Seeing what we expect to see
Forgotten Pollinators was published in 1996, at the height of popularity of invasion biology. (1) We consider it a valuable, interesting book, but we were not impressed with the chapter devoted to the belief of the authors that the European honeybee is competing with native pollinators, to the detriment of native pollinators. Although the authors interviewed several other scientists who shared that belief, they were unable to offer any empirical evidence that supported their belief.
One of the studies cited in Forgotten Pollinators quantified the amount of nectar and pollen consumed by honeybees and compared that to the quantity of nectar and pollen required by native bumblebees. Based on those calculations, they predicted the demise of bumblebees based entirely on the amount of nectar and pollen consumed by honeybees. The study arrived at the preposterous conclusion that a single honeybee hive could reduce the population of bumblebees by 38,400.
This dire prediction is based on the assumption that there is a finite amount of pollen and nectar available. Therefore, every scrap of food collected by a honeybee is a scrap of food taken from a bumblebee. It also assumes that the bumblebee loses the competition 100% of the time and neither insect is capable of expanding its range in the unlikely event that there is in fact a finite amount of food available. This type of “zero-sum” thinking pervades the nativist ideology, e.g., a job taken by an immigrant is presumed to be taken from a resident.
Looking for bad news…finding good news
The federal government has invested in many careers and large sums of money to prove the assumptions of invasion biology as well as funding eradication projects based on those assumptions. For example, the University of Alaska, Fairbanks was awarded a federal grant for $493,000 to test the hypothesis that the existence of non-native sweetclover is drawing pollinators away from wild native food sources such as cranberry and blueberry bushes. After several years, researchers have concluded, “…there’s usually room for everybody.” (2)

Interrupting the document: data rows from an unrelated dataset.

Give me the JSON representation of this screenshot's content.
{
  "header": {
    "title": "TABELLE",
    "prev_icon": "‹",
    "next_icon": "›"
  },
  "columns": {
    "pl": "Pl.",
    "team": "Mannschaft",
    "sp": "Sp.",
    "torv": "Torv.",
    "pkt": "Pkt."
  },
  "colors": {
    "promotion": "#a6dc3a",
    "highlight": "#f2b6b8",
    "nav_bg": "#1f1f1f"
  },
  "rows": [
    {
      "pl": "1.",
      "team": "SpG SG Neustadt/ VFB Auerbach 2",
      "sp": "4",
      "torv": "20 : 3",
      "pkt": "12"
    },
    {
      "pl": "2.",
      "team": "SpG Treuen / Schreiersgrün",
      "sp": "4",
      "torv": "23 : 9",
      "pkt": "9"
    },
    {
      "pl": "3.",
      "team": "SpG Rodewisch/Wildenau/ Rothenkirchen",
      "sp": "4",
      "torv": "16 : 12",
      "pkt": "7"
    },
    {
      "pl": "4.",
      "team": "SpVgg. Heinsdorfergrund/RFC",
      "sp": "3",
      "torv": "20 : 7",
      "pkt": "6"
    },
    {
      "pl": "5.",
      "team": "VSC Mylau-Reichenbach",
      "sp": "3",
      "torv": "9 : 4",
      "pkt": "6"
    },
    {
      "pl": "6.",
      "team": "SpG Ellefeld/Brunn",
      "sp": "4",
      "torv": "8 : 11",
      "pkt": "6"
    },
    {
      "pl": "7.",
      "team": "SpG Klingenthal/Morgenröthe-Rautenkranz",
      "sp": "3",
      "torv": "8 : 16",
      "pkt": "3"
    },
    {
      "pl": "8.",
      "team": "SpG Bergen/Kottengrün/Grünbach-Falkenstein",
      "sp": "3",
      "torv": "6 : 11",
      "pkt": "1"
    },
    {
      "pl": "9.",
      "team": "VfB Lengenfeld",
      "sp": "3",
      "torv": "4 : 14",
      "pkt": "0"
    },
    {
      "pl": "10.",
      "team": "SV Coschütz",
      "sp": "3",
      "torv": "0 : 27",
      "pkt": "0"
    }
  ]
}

The researchers monitored 20 sites for two years. They observed that the sweetclover patches “were actually attracting three times as many pollinators to native plants as they would otherwise get.” The sweetclover attracted many different types of pollinators, including moths, flies, and wasps. Consequently there were many more cranberries in the “invaded” patches and equal quantities of blueberries.
Suspicious of those findings, the researchers moved their project to a controlled setting. Then they got mixed results, which seemed to depend upon variations in the weather.
Researchers are still intent to find negative consequences of the existence of sweetclover. Now they are hoping to prove that the sweetclover is changing the composition of the soil, which they predict will eventually “crowd out” the native plant species. Will they keep looking until they can report bad news?
Empirical evidence is absent
After reading this good news about the exoneration of sweetclover in the nativist blame game, we decided to revisit the accusations made by Forgotten Pollinators about honeybees causing the decline of native bee populations. Our search of scientific literature published after the publication of Forgotten Pollinators in 1996, was very revealing and is best represented by a review article published in 2004, “Impact of the introduced honeybee on native bees: A review.” (3)
The review analyzes 28 studies conducted all over the world about the impact of honeybees on populations of native bees. This is a summary of the analysis:
“Although previous studies investigating indirect measurements have been cited as evidence of competition between honey bees and native bees, many of these studies were compromised by low replication, confounding factors or poor interpretation. Studies that are well designed and implemented may find the potential to impact negatively on native bees but the use of indirect measurements does not reveal [their impact on] long-term survival of native bees.
More direct studies of the impact of honey bees on native bee survival, fecundity or population density have shown little evidence that the presence of honey bees has any impact on native bees.” (3)
As we often do on Million Trees, we conclude with this rhetorical question: How does invasive biology survive in the absence of empirical evidence that supports its hypothetical assumptions?
(1) Stephen Buchmann & Gary Paul Nabhan, Forgotten Pollinators, Island Press, 1996
(2) “Invasives pollination study shows mixed results for Alaska berries,” Fairbanks Daily News-Miner, August 23, 2013
(3) D.R. Paini, “Impact of introduced honey bee (Apis mellifera) on native bees: A review,” Austral Biology, (2004) 29, 399-407.